Na passagem de março para abril de 2020, na série com ajuste sazonal, o volume de vendas do comércio varejista em Minas Gerais apresentou um recuo de 14,3%. A taxa média nacional de vendas do varejo recuou 16,8%, com resultados negativos em todas as 27 Unidades da Federação, com destaque, por magnitude de taxa, para: Amapá (-33,7%), Rondônia (-21,8%) e Ceará (-20,2%).

Na comparação com o mesmo período do ano anterior, a variação das vendas do comércio varejista em Minas Gerais foi de -14,6%. Houve resultados negativos em todas as 27 Unidades da Federação, com destaque para: Amapá (-42,8%), Rondônia (-40,8%) e Ceará (-33,8%). Quanto à participação na composição da taxa do varejo, o destaque ficou para: Minas Gerais (-14,6%), Rio de Janeiro (-16,2%) e São Paulo (-16,0%).

Na variação acumulada no ano, observa-se que o indicador do comércio varejista nacional foi de -3,0%, sendo que 24 das 27 Unidades de Federação apresentaram indicadores negativos, com destaque para Rondônia (-16,4%), Ceará (-14,1%) e Amapá (-11,6%). Minas Gerais apresentou acumulado no ano de -3,6%.

Na variação acumulada nos últimos 12 meses, observa-se que o indicador do comércio varejista nacional foi de 0,7%, sendo que 15 das 27 Unidades de Federação apresentaram indicadores negativos, com destaque para Rondônia (-6,3%), Ceará (-5,5%) e Piauí (-5,4%). Minas Gerais apresentou acumulado nos últimos 12 meses de 0,6%.

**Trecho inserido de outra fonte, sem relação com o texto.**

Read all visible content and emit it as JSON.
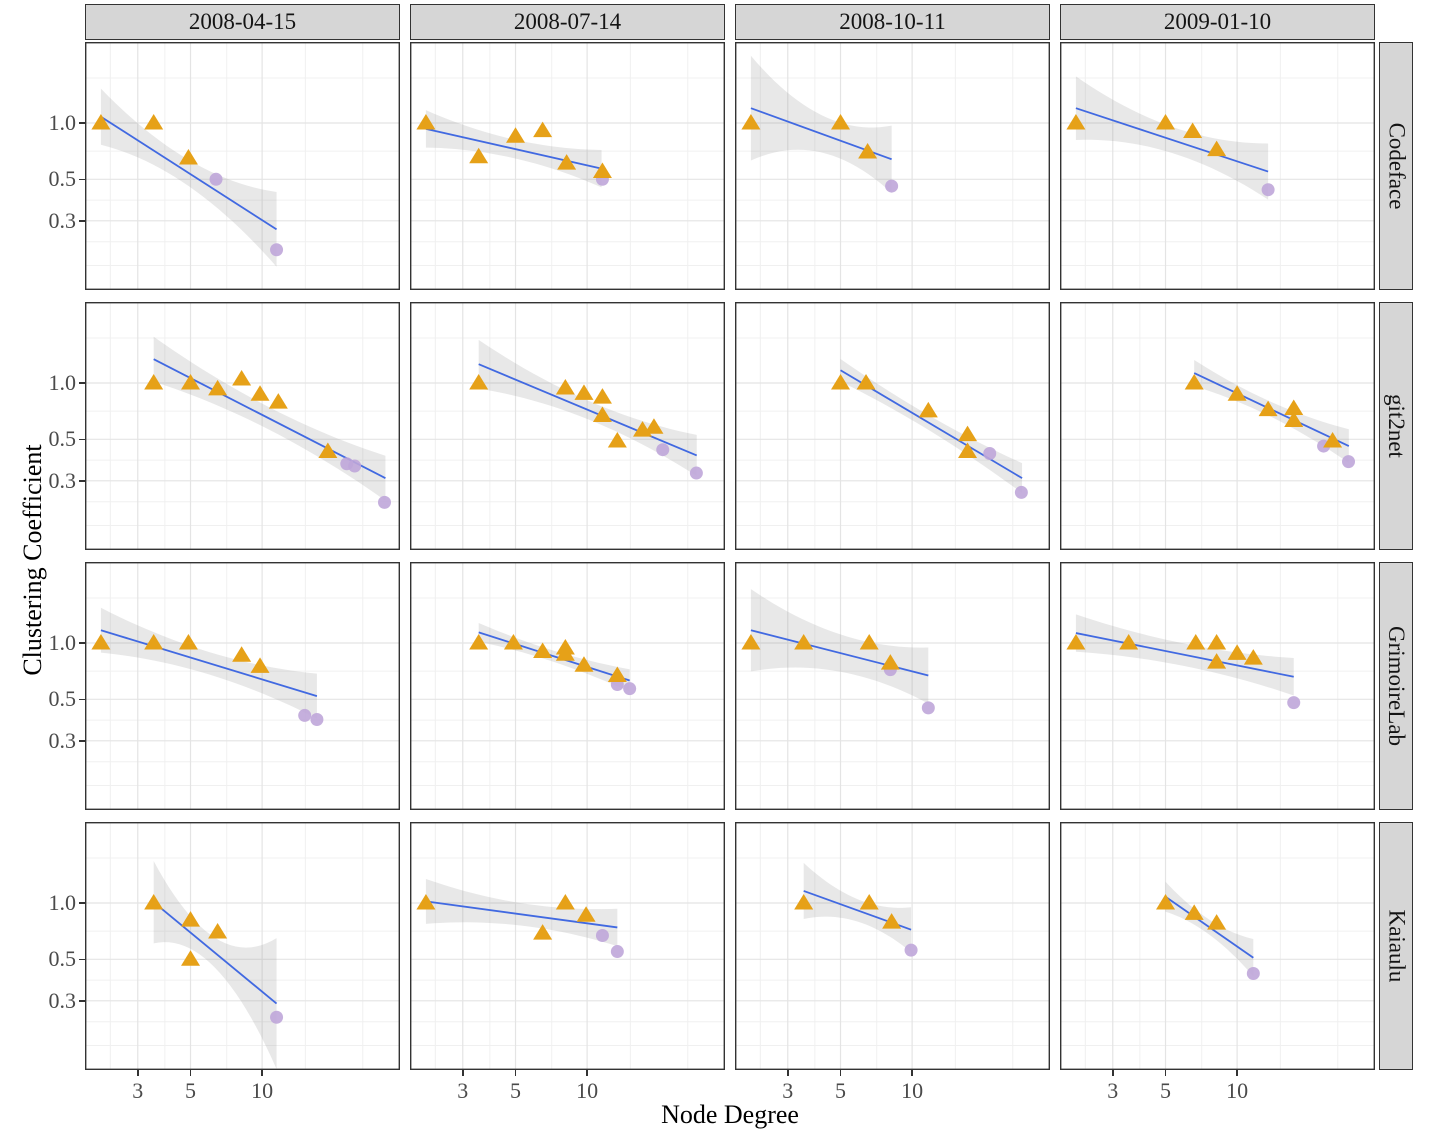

Em síntese, o volume de vendas no varejo, em abril de 2020, intensifica o cenário de queda generalizada nos indicadores por conta dos reflexos da pandemia, fechamento de lojas físicas e diminuição da circulação de pessoas: -16,8% para o comércio varejista e -17,5% para o comércio varejista ampliado – na série com ajuste sazonal, as quedas mais intensas das séries históricas.

Em Minas Gerais, apenas a atividade de hipermercados e supermercados apresentou variação positiva (5,9%), na comparação com o mesmo mês do ano anterior, para o comércio varejista. Por outro lado, o setor de outros artigos de uso pessoal e doméstico (- 63,9%), tecidos, vestuários e calçados (-54,7%) e móveis (-50,6%) apresentaram os maiores recuos. Já no comércio varejista ampliado, o setor de veículos, motocicletas, partes e peças apresentou recuo de 43,1% e o setor de material de construção, queda de 13,3%.